How often does downloaded content get corrupted?

My app will download some data files (not asset bundles). Just wondering how important it is to do some kind of check on the files.

If the file download completes without error then what’s the chance of it being corrupted?

It probably depends on the mechanism you’re using. If it’s a standard WWW or web request then it’s TCP/IP and if it completes successfully then you’re probably ok. Of course this can also depend on how you’re serving up the data. It can also depend on whether you’re downloading it all in one go or chunking it and reassembling client side.

One thing you can do is calculate and MD5 hash and compare a hash provided by the server (or a previously known hash for the content if it’s not dynamic) and see if they match. Generating and verifying the checksum isn’t a terribly slow thing to do but it’s not something you’d want to do for time critical data.

Check this out. A video artist created a video and then uploaded and downloaded it 1000 times to see what happens.

This is more an artefact of switching video formats 2000 times, and has little to do with the actual data transfer. You could get the same effect just by switching formats on your own PC.

2 Likes

Yeah, I get that this has very little to do with the kind of uploading/downloading we do, but as I understand it it was more about the Internet’s own compression rather than a change in format. But still, it shows the extreme. I’d bet that if you upload/download the same exe 1000 times, the likelihood of it becoming corrupt beyond use is pretty high. However, that is not a very likely to happen.

It is, however, creepy as hell and quite entertaining. Would actually be a great way to generate cyber-demon or alien voices for a game!

3 Likes

As long as there’s not a fatal error during transfer, the likelihood is exactly zero because you download exactly the same bytes that you upload. In the example above if the artist actually uploaded and downloaded the same video there would have been no change. It would have been byte for byte identical. So, either he’s uploading to a service (like YouTube) that re-encodes the video or he’s downloading by streaming from a service that’s compressing it. If he were downloading the raw video itself, even if it were gzipped and uncompressed, there would be no difference.

3 Likes

I thought that all file transfer protocols compressed files to some degree.

Nope. In fact, the transfer protocols themselves are just specifications and implementations, they don’t compress anything. HTTP for example is a protocol, but it sits on top of TCP/IP. There is no inherent compression there. However, servers have implemented GZip and Deflate compression which they do on top of HTTP. They send a header that tells the client what compression was used and the client decompresses.

There’s also a difference between regular file compression and audio/video compression. The concepts are the same but the implementation is different. As an example, you can take a video file and zip and and unzip it 1000 times… the unzipped version will be identical to the original version every time. However, zipping the file will not yield you very good results, especially in compact formats like MP4. Those already implement compression, but it’s permanent and not reversible. They do things like varying the framerate so they can combine frames where there is no motion and averaging pixels, etc. Just like how image compression works.

5 Likes

Yes, this is what I’ve been looking at. Using the .NET MD5 functionality seems quick enough and I can just embed the hashes in my app.

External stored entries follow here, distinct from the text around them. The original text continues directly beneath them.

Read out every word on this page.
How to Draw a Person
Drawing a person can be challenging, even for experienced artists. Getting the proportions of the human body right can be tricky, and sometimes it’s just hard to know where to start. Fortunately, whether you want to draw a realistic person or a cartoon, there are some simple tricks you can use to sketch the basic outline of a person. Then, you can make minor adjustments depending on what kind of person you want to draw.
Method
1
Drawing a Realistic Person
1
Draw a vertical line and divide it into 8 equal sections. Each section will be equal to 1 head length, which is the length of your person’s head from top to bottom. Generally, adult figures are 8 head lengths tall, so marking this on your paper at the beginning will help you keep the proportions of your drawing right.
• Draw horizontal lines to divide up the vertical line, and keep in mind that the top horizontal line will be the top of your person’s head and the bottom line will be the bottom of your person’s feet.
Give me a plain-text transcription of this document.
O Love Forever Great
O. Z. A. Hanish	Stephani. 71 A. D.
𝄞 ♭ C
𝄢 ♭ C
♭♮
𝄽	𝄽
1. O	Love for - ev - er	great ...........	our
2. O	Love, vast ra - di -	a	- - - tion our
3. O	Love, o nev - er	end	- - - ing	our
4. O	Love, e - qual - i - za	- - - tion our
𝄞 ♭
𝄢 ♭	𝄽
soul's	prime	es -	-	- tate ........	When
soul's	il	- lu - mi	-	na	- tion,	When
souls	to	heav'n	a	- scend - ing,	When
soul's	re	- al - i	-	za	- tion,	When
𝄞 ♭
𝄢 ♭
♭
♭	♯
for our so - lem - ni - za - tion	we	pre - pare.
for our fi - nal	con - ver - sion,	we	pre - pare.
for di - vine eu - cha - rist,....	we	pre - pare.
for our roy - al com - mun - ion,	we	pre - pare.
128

One though that did cross my mind - if I did query the hash from a server then how do I know that the download from the server itself is valid?

At some point you just have to trust what comes from the server. Personally I wouldn’t probably even bother with the hash unless you’re trying to verify whether a save file was tampered with or something.

From http://noahdavids.org/self_published/CRC_and_checksum.html :

“In “Performance of Checksums and CRCs over Real Data” [1] Stone and Partridge estimated that between 1 in 16 million and 1 in 10 billion TCP segments will have corrupt data and a correct TCP checksum. This estimate is based on their analysis of TCP segments with invalid checksums taken from several very different types of networks. The wide range of the estimate reflects the wide range of traffic patterns and hardware in those networks. One in 10 billion sounds like a lot until you realize that 10 billion maximum length Ethernet frames (1526 bytes including Ethernet Preamble) can be sent in a little over 33.91 hours on a gigabit network (10 * 10^9 * 1526 * 8 / 10^9 / 60 / 60 = 33.91 hours), or about 26 days over a T3.”

I also find this discussion about it http://stackoverflow.com/questions/3830206/can-a-tcp-checksum-produce-a-false-positive-if-yes-how-is-this-dealt-with

There is also the possibility that the data will be corrupted in RAM or on the HD.

What conclusion you draw from this would depend on the amount of data you download, and how critical it is that it’s correct.

For your average game, I’m with @Dustin-Horne , I’d just skip the hash. An option is a repair utility (separate program or menu option) that will check hashes and re-download corrupt data if the player experiences any problems.

1 Like

This is saying that the data is corrupt but the hash is still correct which can happen. It is possible (and happens) that two different pieces of data result in the same hash. The odds are pretty low that you’re going to get corrupt data and even if you are hashing it’s possible that your checksum could falsely claim you’re not corrupted (even though those odds are even lower as seen above.

That all being said, if you want you can include the checksum with your response from the server. You can stick it in the ETag header value. So you send the checksum back with the response headers along with the chunk of data.